Second, the plaintiff was in default under the deed of trust for not paying the 1979 real property taxes. G.S. 105-360 provides that real property taxes are due in September of the fiscal year in which they were levied. Although the deed of trust was not printed in the record on appeal, we accept the admission on oral argument by both counsel that failure to pay real property taxes is default that allows the defendant Mason to institute foreclosure proceedings.

Third, the terms of the agreement require the defendant Mason to release the encumbered property “at the time of sale.” Delivery of offer to purchase forms is not sufficient to meet this requirement.

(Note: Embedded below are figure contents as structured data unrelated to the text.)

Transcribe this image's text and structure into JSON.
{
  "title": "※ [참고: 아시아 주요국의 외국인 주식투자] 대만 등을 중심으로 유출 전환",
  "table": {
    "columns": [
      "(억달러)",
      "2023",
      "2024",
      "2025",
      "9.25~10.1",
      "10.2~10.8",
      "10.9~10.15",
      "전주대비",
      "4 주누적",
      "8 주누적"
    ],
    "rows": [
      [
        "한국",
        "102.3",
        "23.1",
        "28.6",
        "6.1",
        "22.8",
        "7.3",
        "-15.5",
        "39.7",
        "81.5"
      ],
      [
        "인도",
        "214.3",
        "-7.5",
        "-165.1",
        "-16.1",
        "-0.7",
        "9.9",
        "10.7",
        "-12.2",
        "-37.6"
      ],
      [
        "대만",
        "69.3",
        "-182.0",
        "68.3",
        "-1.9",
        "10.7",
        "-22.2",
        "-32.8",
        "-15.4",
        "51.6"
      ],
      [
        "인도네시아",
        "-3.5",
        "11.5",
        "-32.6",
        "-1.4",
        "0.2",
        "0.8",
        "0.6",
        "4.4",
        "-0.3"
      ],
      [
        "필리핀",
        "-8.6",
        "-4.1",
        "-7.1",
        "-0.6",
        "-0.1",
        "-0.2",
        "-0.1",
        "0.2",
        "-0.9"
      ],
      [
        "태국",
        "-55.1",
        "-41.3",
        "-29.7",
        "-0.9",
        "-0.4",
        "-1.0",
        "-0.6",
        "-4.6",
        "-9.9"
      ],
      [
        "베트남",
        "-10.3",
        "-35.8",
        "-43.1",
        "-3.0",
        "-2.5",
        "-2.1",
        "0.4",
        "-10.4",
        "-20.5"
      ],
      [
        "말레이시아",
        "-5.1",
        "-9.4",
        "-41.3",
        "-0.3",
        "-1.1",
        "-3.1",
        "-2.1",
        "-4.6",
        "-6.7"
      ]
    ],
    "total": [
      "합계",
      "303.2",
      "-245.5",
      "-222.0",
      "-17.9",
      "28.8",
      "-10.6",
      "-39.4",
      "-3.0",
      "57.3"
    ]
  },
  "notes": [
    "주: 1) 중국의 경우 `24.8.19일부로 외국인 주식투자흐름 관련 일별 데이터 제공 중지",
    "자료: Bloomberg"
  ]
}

In addition, five of the six offers to purchase in the record required seller financing by the plaintiff. This would be a breach of the settlement agreement, which provides that any net proceeds from the sale of encumbered property must first be used to pay the debt to the Bank of North Carolina and then applied to the *715$90,000 debt to Mason. The net proceeds would not be available in a sale in which the plaintiff was financing part of the purchase price.

Finally, the plaintiff argues that because the agreement was executed under seal that the defendants’ counterclaim cannot be allowed on a failure of consideration theory. It is true that a contract under seal in North Carolina imports consideration to support that contract. See, e.g., Mobil Oil Corp. v. Wolfe, 297 N.C. 36, 252 S.E. 2d 809 (1979). But the defendants were properly given summary judgment because the plaintiffs default was a breach of the agreement which entitled the defendants to a grant of their motion.

For these reasons, we affirm the trial judge’s grant of the defendants’ summary judgment motion and denial of the plaintiffs summary judgment motion.


Chief Judge VAUGHN and Judge Hedrick concur.